Public Health continues to assess indicators on the Recovery Dashboard to understand how COVID-19 is affecting communities and capacity to treat people who may become seriously ill. Based on data from the Recovery Dashboard and key recovery indicators, Public Health is noting that the seven-day average of deaths per day are decreasing across all races and ethnicities, however African Americans, Latinos/Latinx and Native Hawaiians and Pacific Islanders are still experiencing a disproportionate number of deaths from COVID-19. The average daily deaths were at their highest in early May at 45 or 46 deaths per day, and in early June, the average daily deaths range between 20 and 30. The daily number of hospitalizations has decreased as well, from peaks of over 1900 to now between 1,350 and 1,450 per day, although there is a slight increase in the last few days. LA County continues to be on target for maintaining adequate hospital capacity, including capacity in intensive care units and having an adequate numbers of ventilators, and meeting the goal of testing 15,000 people per day. The County is also on target for contacting tracing and other indictors found on the Recovery Dashboard.

A modified Health Officer Order and directives for the reopening of additional businesses was issued yesterday with an effective date of today, June 19. The Health Officer Order will allow for the following sectors to reopen once they implement the required protocols for infection control and distancing:

  • Cardrooms, satellite wagering facilities and racetracks with no spectators
  • Personal care services including: esthetician, skin care and cosmetology services; electrology; nail salons; body art professionals, tattoo parlors, microblading and permanent make-up; and piercing shops; and massage therapy
  • Bars, wineries, breweries and tasting rooms

The Health Officer Order contains protocols for all businesses that are permitted to reopen to ensure it is done as safely as possible for employees, customers and residents; all sectors are reopening with reduced occupancy. Employees and visitors to these businesses will need to wear a cloth face covering when around other people and practice physical distancing of at least six feet at all times. Some employees may be required to wear face shields. It is important for everyone to follow the directives and to do their part every day to keep everyone as safe as possible. Businesses should take the time to put all of the protocols in place before reopening. The directives are available online and are contained in sector-specific protocols that inform all re-openings.

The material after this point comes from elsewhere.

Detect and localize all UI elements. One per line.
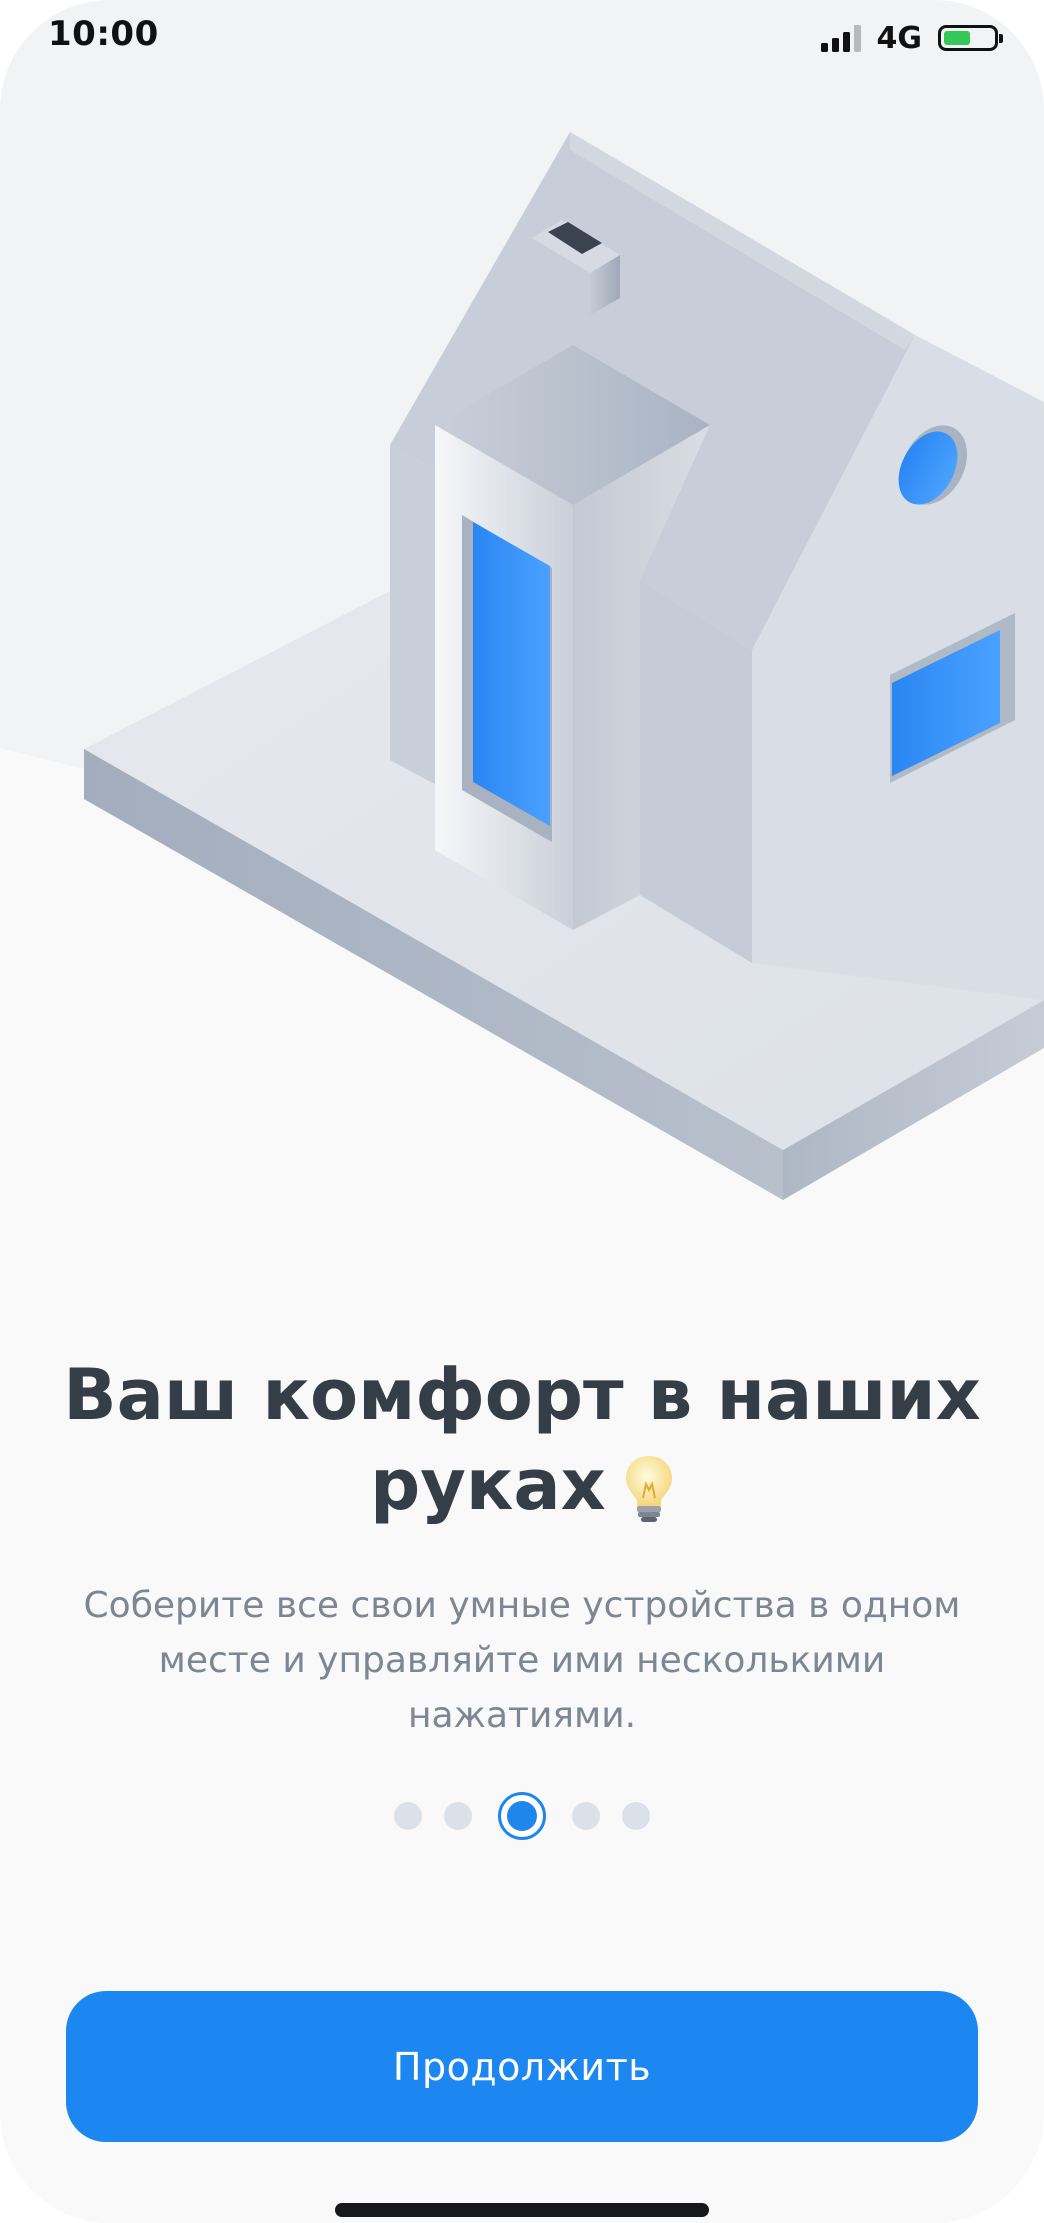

The Reopening Protocols, COVID-19 Surveillance Interactive Dashboard, Roadmap to Recovery, Recovery Dashboard, and additional things you can do to protect yourself, your family and your community are on the Public Health website,

Because this virus is still easily transmitted among people in contact with each other, the best protection against COVID-19 continues to be to wash your hands frequently, avoid touching your eyes, nose, and mouth with unwashed hands, self-isolate if you are sick, practice physical distancing, and wear a clean face covering when in contact with others from outside your household. It’s important if someone thinks they could be positive for COVID-19 and are awaiting testing results, to stay at home and act as if they are positive. This means self-isolating for 10 days and 72 hours after symptoms and fever subside, or until they receive a negative result. If a person tests positive for COVID-19, they should plan on receiving a call from a contact tracer to discuss how to protect themselves and others, to find out where they may have been, and who they were in close contact with while infectious. People who have underlying health conditions remain at much greater risk for serious illness from COVID-19, so it will continue to be very important for the County’s vulnerable residents to stay at home as much as possible, to have groceries and medicine delivered, and to call their providers immediately if they have even mild symptoms.